As the three young women told their story at the police station, their hearers, increasing from three to eight men and two policewomen, marveled at what they heard. They could not get over it that two of these young women had talked about the Bible to a would-be rapist. One of the women officers asked for more information about the beliefs of Jehovah's witnesses and stated that if more women took such a determined and firm stand there would be fewer such crimes.
Why the Increase?
The foregoing experience in a Brooklyn hotel last November is but one instance of this social crime that is increasing on every hand. And that increase is very real. As the editor of America's Campus Law Enforcement Journal said about this increase: "It's not just a question of more women reporting it. It has happened."

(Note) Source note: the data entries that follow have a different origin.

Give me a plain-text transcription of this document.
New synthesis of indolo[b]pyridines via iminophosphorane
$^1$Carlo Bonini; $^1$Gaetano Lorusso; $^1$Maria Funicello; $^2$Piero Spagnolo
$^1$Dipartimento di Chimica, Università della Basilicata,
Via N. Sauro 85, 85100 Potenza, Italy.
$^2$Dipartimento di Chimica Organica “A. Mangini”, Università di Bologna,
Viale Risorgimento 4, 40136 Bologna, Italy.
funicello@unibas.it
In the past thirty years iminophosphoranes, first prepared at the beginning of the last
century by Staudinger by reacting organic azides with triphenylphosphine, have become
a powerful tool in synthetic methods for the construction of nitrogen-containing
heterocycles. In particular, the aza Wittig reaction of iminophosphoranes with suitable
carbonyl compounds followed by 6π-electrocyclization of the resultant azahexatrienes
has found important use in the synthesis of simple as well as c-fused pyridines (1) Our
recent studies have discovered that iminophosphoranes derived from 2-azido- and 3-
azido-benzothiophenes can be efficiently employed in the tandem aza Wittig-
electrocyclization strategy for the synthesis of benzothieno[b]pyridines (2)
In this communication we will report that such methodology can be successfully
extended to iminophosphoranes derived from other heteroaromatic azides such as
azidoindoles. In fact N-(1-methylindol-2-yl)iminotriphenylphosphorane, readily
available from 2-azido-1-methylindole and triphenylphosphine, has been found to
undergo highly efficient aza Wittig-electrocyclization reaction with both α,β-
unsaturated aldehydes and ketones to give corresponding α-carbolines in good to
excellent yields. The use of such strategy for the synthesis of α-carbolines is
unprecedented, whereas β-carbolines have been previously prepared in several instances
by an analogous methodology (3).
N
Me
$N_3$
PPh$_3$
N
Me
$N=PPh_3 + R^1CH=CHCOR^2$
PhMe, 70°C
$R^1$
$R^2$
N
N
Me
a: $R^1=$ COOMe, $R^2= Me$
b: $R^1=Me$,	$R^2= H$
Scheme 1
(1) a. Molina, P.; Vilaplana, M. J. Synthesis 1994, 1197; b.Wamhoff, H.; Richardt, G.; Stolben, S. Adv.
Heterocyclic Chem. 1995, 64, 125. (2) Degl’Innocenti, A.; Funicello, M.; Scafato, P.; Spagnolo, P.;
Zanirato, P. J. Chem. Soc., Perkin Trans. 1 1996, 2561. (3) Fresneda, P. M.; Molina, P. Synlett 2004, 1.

No doubt one of the main reasons for rapes has ever been the extreme selfishness of men who refuse to control their mating instinct. As Dr. Ralph Garofalo, of Massachusetts' Center for Diagnosis and Treatment of Sexually Dangerous Persons, put it: 'Normal men find a socially acceptable outlet for their desires, while the rapist loses sight of all moral or legal considerations.' But why the great increase of rape in modern times and in recent years?
Discussing the reasons, a Seattle, Washington, police official in charge of the city's sex-crime investigation department stated: "Our whole moral climate, our attitudes toward sex and the dress of the women have to be causes." He also stated that the 'increased exposure to pornography has contributed to the rise in reported rapes.'
Womankind must share the blame. To begin with, until the age of five or six years, the most vital period, little boys have their personalities molded largely by women, their mothers. And as they grow up, it is usually the mother that has the most opportunities to inculcate in her son respect for womankind, both by word and by example. But far too many mothers have come short in this regard. Especially and specifically blameworthy are those female relatives, such as an aunt or even a mother, who have used boys as sexual playthings, thereby starting them on a road that leads to their having aggressive feelings toward women.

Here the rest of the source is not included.